Spending corporate bucks for the sake of it?

In the age of the hosted app, why are large corporates spending vast sums of money supporting ancient desktop applications?

For the sake of anonymity, I’ll refer to my target as an international medical insurance giant (which recently announced an average contribution jump of 7.9%) and is well respected by many IT players. They are well ahead of their nearest competitors from an infrastructure perspective and can be proud of their track record. But the rabbit hole goes a bit deeper…

Company-wide, there are 4000+ employees all working on the same desktop application. Can you imagine the costs involved for licencing and support? The scenario stands as such:

  • The same version of the application is required across all work stations within the enterprise
  • Compatibility issues are experienced with different computers across the network running on different hardware, different groups within AD and different OS patches.
  • Supporting this is, simply put, a bitch.

The same dinosauric strategy has been implemented with their interests in the USA and Great Britain, even when the vast majority of the infrastructure resides in South Africa. In the age of the internet, this shouldn't pose a problem. Unless the application resides client side. But, no, they wouldn’t do that would they? Considering the amount of data traveling between satellite branches / offices / countries? They wouldn’t. Considering the security of said data? No! The cost of bandwidth today? Ah, but they do.

It doesn’t end there… the cherry on the top to address these concerns? Application Virtualisation (expensive IT diarrhea for a solution that allows for a client side application to be executed server side, but controlled remotely). That’s more support, more license fees… and more crashes!

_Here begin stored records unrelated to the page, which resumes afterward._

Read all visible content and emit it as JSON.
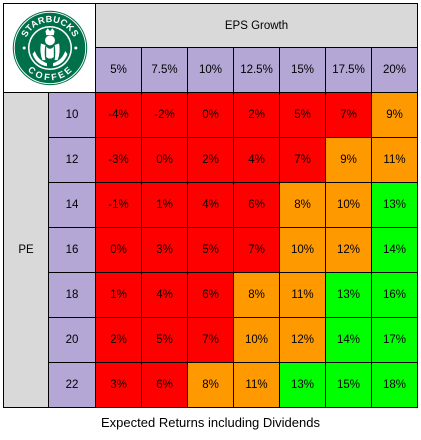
{
  "colors": {
    "red": "#ff0000",
    "orange": "#ff9900",
    "green": "#00ff00",
    "header_gray": "#d9d9d9",
    "lavender": "#b4a7d6",
    "logo_green": "#00704a"
  },
  "logo": {
    "icon": "starbucks-siren-logo",
    "text_top": "STARBUCKS",
    "text_bottom": "COFFEE"
  },
  "chart_data": {
    "type": "table",
    "title": "",
    "column_group_label": "EPS Growth",
    "row_group_label": "PE",
    "columns": [
      "5%",
      "7.5%",
      "10%",
      "12.5%",
      "15%",
      "17.5%",
      "20%"
    ],
    "rows": [
      "10",
      "12",
      "14",
      "16",
      "18",
      "20",
      "22"
    ],
    "values": [
      [
        "-4%",
        "-2%",
        "0%",
        "2%",
        "5%",
        "7%",
        "9%"
      ],
      [
        "-3%",
        "0%",
        "2%",
        "4%",
        "7%",
        "9%",
        "11%"
      ],
      [
        "-1%",
        "1%",
        "4%",
        "6%",
        "8%",
        "10%",
        "13%"
      ],
      [
        "0%",
        "3%",
        "5%",
        "7%",
        "10%",
        "12%",
        "14%"
      ],
      [
        "1%",
        "4%",
        "6%",
        "8%",
        "11%",
        "13%",
        "16%"
      ],
      [
        "2%",
        "5%",
        "7%",
        "10%",
        "12%",
        "14%",
        "17%"
      ],
      [
        "3%",
        "6%",
        "8%",
        "11%",
        "13%",
        "15%",
        "18%"
      ]
    ],
    "cell_colors": [
      [
        "red",
        "red",
        "red",
        "red",
        "red",
        "red",
        "orange"
      ],
      [
        "red",
        "red",
        "red",
        "red",
        "red",
        "orange",
        "orange"
      ],
      [
        "red",
        "red",
        "red",
        "red",
        "orange",
        "orange",
        "green"
      ],
      [
        "red",
        "red",
        "red",
        "red",
        "orange",
        "orange",
        "green"
      ],
      [
        "red",
        "red",
        "red",
        "orange",
        "orange",
        "green",
        "green"
      ],
      [
        "red",
        "red",
        "red",
        "orange",
        "orange",
        "green",
        "green"
      ],
      [
        "red",
        "red",
        "orange",
        "orange",
        "green",
        "green",
        "green"
      ]
    ],
    "caption": "Expected Returns including Dividends"
  }
}
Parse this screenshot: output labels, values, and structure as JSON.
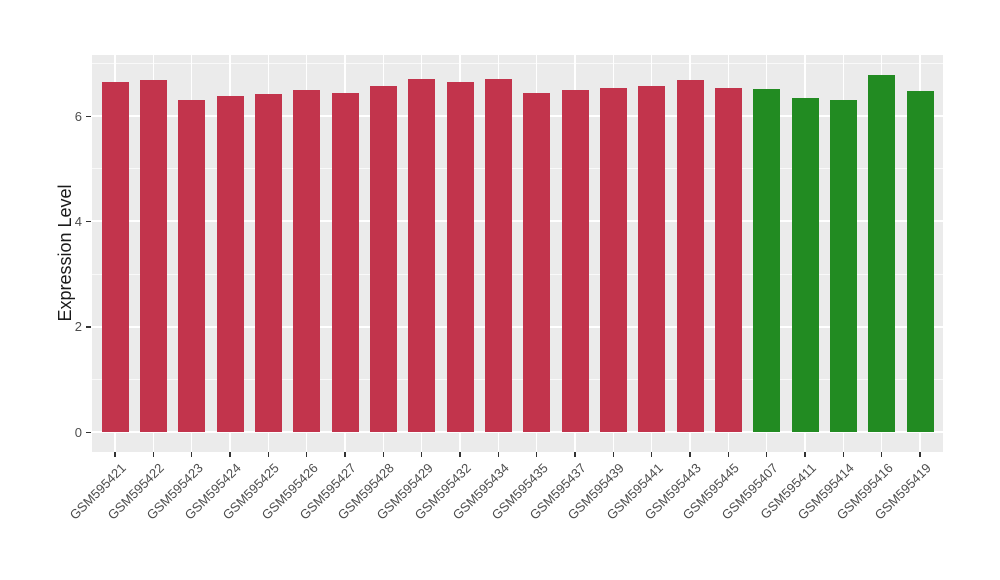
{
  "chart_data": {
    "type": "bar",
    "title": "",
    "xlabel": "",
    "ylabel": "Expression Level",
    "categories": [
      "GSM595421",
      "GSM595422",
      "GSM595423",
      "GSM595424",
      "GSM595425",
      "GSM595426",
      "GSM595427",
      "GSM595428",
      "GSM595429",
      "GSM595432",
      "GSM595434",
      "GSM595435",
      "GSM595437",
      "GSM595439",
      "GSM595441",
      "GSM595443",
      "GSM595445",
      "GSM595407",
      "GSM595411",
      "GSM595414",
      "GSM595416",
      "GSM595419"
    ],
    "values": [
      6.64,
      6.68,
      6.3,
      6.38,
      6.42,
      6.5,
      6.44,
      6.58,
      6.7,
      6.64,
      6.7,
      6.44,
      6.49,
      6.54,
      6.58,
      6.68,
      6.53,
      6.52,
      6.34,
      6.31,
      6.79,
      6.47
    ],
    "bar_groups": [
      "red",
      "red",
      "red",
      "red",
      "red",
      "red",
      "red",
      "red",
      "red",
      "red",
      "red",
      "red",
      "red",
      "red",
      "red",
      "red",
      "red",
      "green",
      "green",
      "green",
      "green",
      "green"
    ],
    "group_colors": {
      "red": "#C2344C",
      "green": "#228B22"
    },
    "yticks": [
      0,
      2,
      4,
      6
    ],
    "yticks_minor": [
      1,
      3,
      5,
      7
    ],
    "ylim": [
      -0.38,
      7.16
    ],
    "grid": true,
    "legend_position": "none",
    "panel_background": "#EBEBEB",
    "grid_color": "#FFFFFF",
    "tick_label_color": "#4D4D4D",
    "axis_tick_color": "#333333"
  }
}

The application virtualisation process re-enforces the question - why is such a well respected company still implementing desktop based client-side applications when SaaS and RIA are clearly the future?

  • Greatly reduced licence fees
  • Vastly reduced support costs
  • Stability because of reduced environmental factors
  • Minimum requirements - a web browser (which comes standard with most OS's)

Overall your IT department's cost per customer is greatly reduced. In the meantime, is it their customers that are going to have to bear the brunt of the latest premium increase?